I'm not sure what to recommend. I've written scripts to add and remove ACE's
from a DACL, but this is a big change, and we would need to assume the DACL
should match that of a newly created user.

--
Richard Mueller
MVP Directory Services
Hilltop Lab - http://www.rlmueller.net
 
I decided that rather than deal with the individual ACE's, I could simply
copy the DACL from one user to another. This is much simpler. I don't know
of any tools for this. The example VBScript below worked for me. I hard code
the DN of a "template" user, a new normal user account that has never been
added to any groups (except Domain Users). You pass the DN of the user to be
fixd to the script:
==========
' CopyDACL.vbs
' VBScript program to copy DACL from one user to another.
Option Explicit

Dim strTemplateDN, strUserDN, objTemplateUser, objUser, objSecDescriptor

' Check for required argument.
If (Wscript.Arguments.Count < 1) Then
Wscript.Echo "Required argument <Distinguished Name> missing. " _
& "For example:" & vbCrLf _
& "cscript CopyDACL.vbs cn=TestUser,ou=Sales,dc=MyDomain,dc=com"
Wscript.Quit(0)
End If

' Bind to the user object with the LDAP provider.
strUserDN = Wscript.Arguments(0)
On Error Resume Next
Set objUser = GetObject("LDAP://" & strUserDN)
If (Err.Number <> 0) Then
On Error GoTo 0
Wscript.Echo "User not found" & vbCrLf & strUserDN
Wscript.Quit(1)
End If
On Error GoTo 0

' Specify Distinguished Name of template user.
strTemplateDN = "cn=TemplateUser,ou=Sales,dc=MyDomain,dc=com"

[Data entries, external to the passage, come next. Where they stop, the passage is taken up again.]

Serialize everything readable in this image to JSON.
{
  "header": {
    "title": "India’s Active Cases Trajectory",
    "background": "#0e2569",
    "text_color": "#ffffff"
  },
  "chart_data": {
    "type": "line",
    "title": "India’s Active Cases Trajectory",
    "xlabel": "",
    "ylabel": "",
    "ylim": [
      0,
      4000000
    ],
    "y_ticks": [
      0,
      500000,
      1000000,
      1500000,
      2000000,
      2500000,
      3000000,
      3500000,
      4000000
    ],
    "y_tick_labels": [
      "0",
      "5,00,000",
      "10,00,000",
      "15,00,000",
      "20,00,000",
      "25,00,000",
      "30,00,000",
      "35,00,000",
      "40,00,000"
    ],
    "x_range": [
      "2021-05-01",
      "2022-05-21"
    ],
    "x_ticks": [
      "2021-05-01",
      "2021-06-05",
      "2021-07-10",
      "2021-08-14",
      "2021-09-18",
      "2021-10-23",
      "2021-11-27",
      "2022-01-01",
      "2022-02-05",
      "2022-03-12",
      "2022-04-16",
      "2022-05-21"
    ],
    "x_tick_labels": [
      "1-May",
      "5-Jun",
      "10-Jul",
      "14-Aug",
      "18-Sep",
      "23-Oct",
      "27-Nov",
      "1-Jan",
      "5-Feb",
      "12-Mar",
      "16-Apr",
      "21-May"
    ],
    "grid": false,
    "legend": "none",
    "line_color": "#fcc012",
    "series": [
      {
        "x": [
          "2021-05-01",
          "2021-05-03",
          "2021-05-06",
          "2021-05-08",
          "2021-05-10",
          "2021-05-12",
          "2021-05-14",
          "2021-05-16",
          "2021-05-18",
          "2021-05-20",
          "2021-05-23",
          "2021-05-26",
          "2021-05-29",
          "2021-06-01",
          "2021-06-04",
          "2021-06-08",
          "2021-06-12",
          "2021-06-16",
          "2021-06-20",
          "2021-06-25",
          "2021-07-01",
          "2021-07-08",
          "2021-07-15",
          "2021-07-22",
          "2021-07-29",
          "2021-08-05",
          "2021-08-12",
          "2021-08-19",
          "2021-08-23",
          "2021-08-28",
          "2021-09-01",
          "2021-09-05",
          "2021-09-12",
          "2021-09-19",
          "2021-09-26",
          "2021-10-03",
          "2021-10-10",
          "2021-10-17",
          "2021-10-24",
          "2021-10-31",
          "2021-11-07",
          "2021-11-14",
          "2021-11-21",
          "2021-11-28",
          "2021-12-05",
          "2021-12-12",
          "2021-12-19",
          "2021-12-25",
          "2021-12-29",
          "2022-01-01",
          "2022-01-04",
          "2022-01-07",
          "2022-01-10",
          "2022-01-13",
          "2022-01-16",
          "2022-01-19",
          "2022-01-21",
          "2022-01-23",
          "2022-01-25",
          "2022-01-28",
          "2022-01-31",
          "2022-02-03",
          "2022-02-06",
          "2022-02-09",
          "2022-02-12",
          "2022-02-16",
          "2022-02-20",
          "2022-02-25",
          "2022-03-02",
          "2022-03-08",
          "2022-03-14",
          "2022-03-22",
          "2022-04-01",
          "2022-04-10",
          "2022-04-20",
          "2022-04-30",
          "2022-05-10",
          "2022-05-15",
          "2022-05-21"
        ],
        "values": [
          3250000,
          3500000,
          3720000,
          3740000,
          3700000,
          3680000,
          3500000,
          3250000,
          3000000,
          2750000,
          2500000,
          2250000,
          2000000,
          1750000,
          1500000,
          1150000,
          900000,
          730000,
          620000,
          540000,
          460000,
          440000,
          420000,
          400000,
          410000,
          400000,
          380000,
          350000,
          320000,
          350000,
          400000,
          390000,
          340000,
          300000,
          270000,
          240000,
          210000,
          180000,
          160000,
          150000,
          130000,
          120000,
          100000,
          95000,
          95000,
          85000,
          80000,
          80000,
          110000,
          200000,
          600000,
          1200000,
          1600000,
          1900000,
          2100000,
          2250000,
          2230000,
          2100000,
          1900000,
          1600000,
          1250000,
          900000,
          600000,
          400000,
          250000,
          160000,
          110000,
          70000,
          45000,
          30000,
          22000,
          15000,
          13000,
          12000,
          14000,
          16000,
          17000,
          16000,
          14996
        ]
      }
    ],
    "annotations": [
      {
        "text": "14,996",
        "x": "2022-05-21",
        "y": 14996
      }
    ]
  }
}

' Bind to template user object.
Set objTemplateUser = GetObject("LDAP://" & strTemplateDN)

' Bind to the template user security objects.
Set objSecDescriptor = objTemplateUser.Get("ntSecurityDescriptor")

' Update the user object.
objUser.Put "ntSecurityDescriptor", objSecDescriptor
objUser.SetInfo
===========
To do this in bulk for many users I would perhaps operate on an array of
specified user DN's. You don't want to do this to any members of protected
groups, although I guess they would be refixed in the next hour. You could
modify the above to either read DN's from a file, or hard code an array of
DN's. For a few messed up users you can just run the above for each.
 
Used dsacls with the /S /T switch to update Users tree of objects to ACL
defaults. If you do this be careful as the tool doesn't work as indicated.
Under DsAcls Help, Syntax reads:
"/T
Restores the security on the tree of objects to the default for each object
class. This parameter is valid only with the /S parameter."

However Built-In groups such as Domain Admins, Enterprise Admins and others
were also modified to add the Account Operators group and grant full access.
I guess I could be reading this wrong, but I consider Users and Built-In
groups to be different object classes.

Anyway, I removed the Account Operators group from those built-in groups and
all is well.

Thanks to everyone for their input and help on this issue.
 
Used dsacls with the /S /T switch to update Users tree of objects to ACL
defaults. If you do this be careful as the tool doesn't work as indicated.
Under DsAcls Help, Syntax reads:
"/T
Restores the security on the tree of objects to the default for each object
class. This parameter is valid only with the /S parameter."

However Built-In groups such as Domain Admins, Enterprise Admins and others
were also modified to add the Account Operators group and grant full access.
I guess I could be reading this wrong, but I consider Users and Built-In
groups to be different object classes.

Anyway, I removed the Account Operators group from those built-in groups and
all is well.

Thanks to everyone for their input and help on this issue.